The report, which is based on data from 10,000 Instagram influencers, states that to earn £29,009 per year from branded collaborations on Instagram, an influencer needs 42,575 Instagram followers if creating eight posts and eight stories per month, or 108,200 Instagram followers if creating four posts and four stories per month.
To earn the National Living Wage (which is £16,010 per year) from branded collaborations on Instagram, an influencer needs 19,050 Instagram followers if creating eight posts and eight stories per month.
The report also states that 76% of influencers admit to working other jobs, with just 24% working solely as an influencer. However, 57% plan to be influencers for ‘the rest of their working life’, while 43% view ‘influencing’ as a temporary career choice.
Social media engagement and analytics a top priority for organisations in 2020
Econsultancy’s 2020 Digital Trends report, published in association with Adobe, has revealed that ‘social media engagement and analytics’ is the top digital-related priority for organisations in 2020. It was cited by 28% of CX leaders, and 32% of mainstream organisations surveyed.
Elsewhere, ‘customer journey management’ has risen to become a top three priority for CX leaders, yet it is ranked sixth for the mainstream.
80% of B2C brands believe direct-to-consumer companies are impacting their market
A new report by the CMO Club has delved into the impact direct-to-consumer companies have made on the consumer market.
Based on a survey of CMO Club members, including 74 responses from CMOs or heads of marketing at non-DTC brands, the report concludes that 80% of B2Cs surveyed either somewhat (49%) or strongly agree (31%) that DTC is impacting their market. The reason for this stems from DTC’s performance-based digital marketing, specifically, digital media buying (43%), social (41%) and delivering curated experiences (31%).
As a result of DTCs’ focus on measurable demand generation, 53% of B2Cs surveyed are now more focused on ensuring their marketing dollars tie directly back to ROI. The report concludes that “scaling both customer acquisition and retention to increase overall lifetime value is the new battleground that will drive continued growth.”
Public perception can increase for brands that commemorate milestones
New data from YouGov has revealed that brand anniversaries can have a positive effect on consumer perception.
From Q1 to Q4 2019, Ad Awareness scores (which refers to whether someone has seen or heard an advert broadcast by a company in the past two weeks) increased for Sainsbury’s by 3.1 points, and increased for Tesco by 4 points. The two brands have been commemorating their 100 and 150 year anniversaries respectively, with television adverts and in-store promotions.
That being said, YouGov also suggests that any events which might overshadow a milestone celebration can have a markedly negative effect. This has been the case for British Airways this year, with the summer’s pilot strikes leading to a decline in its Ad Awareness score (-7.5 points).

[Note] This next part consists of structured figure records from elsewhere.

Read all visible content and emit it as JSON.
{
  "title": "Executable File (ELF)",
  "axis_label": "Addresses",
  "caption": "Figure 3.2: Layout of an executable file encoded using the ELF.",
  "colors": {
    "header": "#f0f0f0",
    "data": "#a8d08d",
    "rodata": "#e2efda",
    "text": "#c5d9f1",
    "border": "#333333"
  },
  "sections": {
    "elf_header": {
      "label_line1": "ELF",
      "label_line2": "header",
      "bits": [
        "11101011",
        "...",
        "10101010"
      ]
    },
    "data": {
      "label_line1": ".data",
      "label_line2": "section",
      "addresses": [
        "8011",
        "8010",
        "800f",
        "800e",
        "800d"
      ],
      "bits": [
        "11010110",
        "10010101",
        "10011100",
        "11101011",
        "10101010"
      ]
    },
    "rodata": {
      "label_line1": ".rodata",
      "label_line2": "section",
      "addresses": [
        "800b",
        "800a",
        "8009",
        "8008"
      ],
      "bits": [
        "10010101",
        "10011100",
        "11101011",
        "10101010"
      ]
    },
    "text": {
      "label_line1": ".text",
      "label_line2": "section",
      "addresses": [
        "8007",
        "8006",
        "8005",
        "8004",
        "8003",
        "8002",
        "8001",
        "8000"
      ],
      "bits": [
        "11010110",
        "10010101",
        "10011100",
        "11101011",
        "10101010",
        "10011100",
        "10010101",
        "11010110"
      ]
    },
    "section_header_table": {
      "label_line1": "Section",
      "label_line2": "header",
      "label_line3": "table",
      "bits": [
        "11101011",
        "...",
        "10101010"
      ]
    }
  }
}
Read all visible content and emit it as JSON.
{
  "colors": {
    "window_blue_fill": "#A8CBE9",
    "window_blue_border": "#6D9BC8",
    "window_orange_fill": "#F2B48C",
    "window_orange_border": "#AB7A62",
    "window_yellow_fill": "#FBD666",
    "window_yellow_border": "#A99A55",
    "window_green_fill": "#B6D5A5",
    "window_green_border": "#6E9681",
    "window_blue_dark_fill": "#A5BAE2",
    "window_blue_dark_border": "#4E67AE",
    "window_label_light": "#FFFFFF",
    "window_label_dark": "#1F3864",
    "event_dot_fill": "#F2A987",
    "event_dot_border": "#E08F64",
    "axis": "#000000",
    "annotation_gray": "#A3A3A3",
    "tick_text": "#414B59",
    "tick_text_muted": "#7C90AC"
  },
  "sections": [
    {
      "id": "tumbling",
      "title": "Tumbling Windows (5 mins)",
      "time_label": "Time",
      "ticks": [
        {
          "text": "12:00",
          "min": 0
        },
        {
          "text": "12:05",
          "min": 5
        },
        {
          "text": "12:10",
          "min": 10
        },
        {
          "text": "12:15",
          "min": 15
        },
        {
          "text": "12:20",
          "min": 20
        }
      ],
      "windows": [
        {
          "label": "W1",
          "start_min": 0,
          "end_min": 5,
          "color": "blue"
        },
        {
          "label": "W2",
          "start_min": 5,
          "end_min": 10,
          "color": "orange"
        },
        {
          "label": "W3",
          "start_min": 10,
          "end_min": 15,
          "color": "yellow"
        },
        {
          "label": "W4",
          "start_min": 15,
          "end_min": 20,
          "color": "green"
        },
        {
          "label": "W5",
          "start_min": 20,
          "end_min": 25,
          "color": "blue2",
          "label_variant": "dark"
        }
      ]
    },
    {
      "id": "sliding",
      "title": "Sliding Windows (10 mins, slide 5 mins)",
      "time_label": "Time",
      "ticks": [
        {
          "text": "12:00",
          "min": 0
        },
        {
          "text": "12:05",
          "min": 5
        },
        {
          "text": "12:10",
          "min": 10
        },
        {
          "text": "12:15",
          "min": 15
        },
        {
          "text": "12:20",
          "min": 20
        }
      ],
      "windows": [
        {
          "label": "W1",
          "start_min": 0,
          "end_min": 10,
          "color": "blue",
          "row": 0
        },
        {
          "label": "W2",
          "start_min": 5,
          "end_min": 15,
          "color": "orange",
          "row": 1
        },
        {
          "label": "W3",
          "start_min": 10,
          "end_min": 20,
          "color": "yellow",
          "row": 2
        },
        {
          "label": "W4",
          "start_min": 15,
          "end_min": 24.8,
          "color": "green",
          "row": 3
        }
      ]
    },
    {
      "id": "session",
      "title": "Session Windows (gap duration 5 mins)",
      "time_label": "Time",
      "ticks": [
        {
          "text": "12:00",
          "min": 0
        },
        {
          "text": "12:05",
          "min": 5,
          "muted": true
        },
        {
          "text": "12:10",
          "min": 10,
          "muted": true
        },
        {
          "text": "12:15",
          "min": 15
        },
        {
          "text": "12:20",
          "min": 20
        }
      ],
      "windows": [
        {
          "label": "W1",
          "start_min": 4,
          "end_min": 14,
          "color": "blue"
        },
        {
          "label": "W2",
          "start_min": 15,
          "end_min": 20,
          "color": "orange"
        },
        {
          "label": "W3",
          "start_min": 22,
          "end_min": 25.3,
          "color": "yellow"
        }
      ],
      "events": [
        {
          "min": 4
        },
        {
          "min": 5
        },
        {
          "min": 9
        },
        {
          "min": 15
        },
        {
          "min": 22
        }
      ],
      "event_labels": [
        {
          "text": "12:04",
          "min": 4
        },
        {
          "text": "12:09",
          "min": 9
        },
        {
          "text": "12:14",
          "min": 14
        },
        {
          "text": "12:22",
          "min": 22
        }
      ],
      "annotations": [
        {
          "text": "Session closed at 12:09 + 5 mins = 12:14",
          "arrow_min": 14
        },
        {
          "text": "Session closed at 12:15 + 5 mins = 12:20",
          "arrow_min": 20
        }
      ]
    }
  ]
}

Let the good times roll. We’re celebrating one hundred years of great value with hundreds of prices that take you back this month. #Tesco100Years
— Tesco (@Tesco) September 9, 2019
48% of UK consumers are willing to give data to restaurants in exchange for personalisation
With changing consumer habits and the rise of delivery services, personalisation has become a critical factor in the UK’s restaurant scene. This is according to SevenRooms, which has revealed that UK consumers are increasingly willing to hand over their data to restaurants as a result.

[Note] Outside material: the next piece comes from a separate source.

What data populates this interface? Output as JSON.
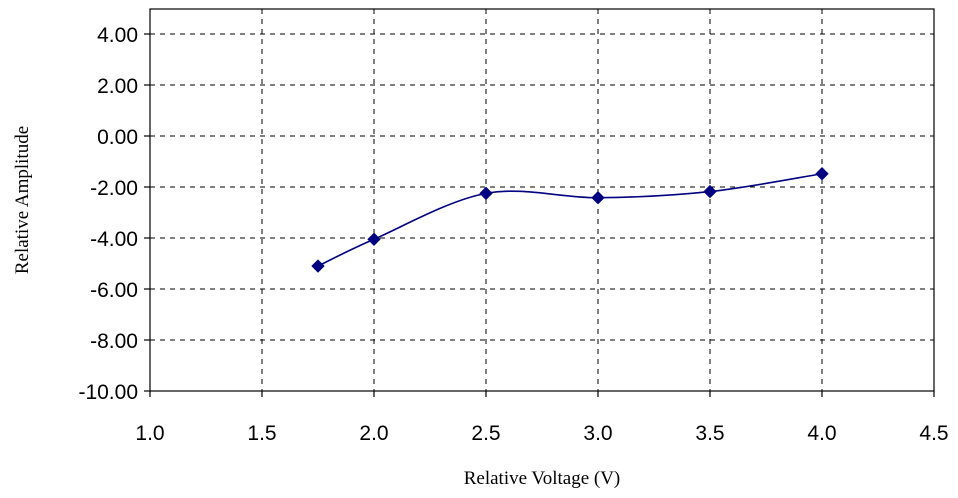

In a survey of 2,017 adults, 48% of respondents aged between 18 and 55 said they would be willing to hand over their data to restaurants, in exchange for a personalised menu tailored to their specific needs, likes, and dietary requirements. This percentage rises to 63% among Gen Z.
Elsewhere, the survey revealed that consumers want additional technology in UK restaurants to streamline the dining experience. 25% of respondents said they want the option to pay their bill via a mobile app, 20% said they would like cardless payment options, and 14% said they want to be able to give feedback to the restaurant on a tablet at the table.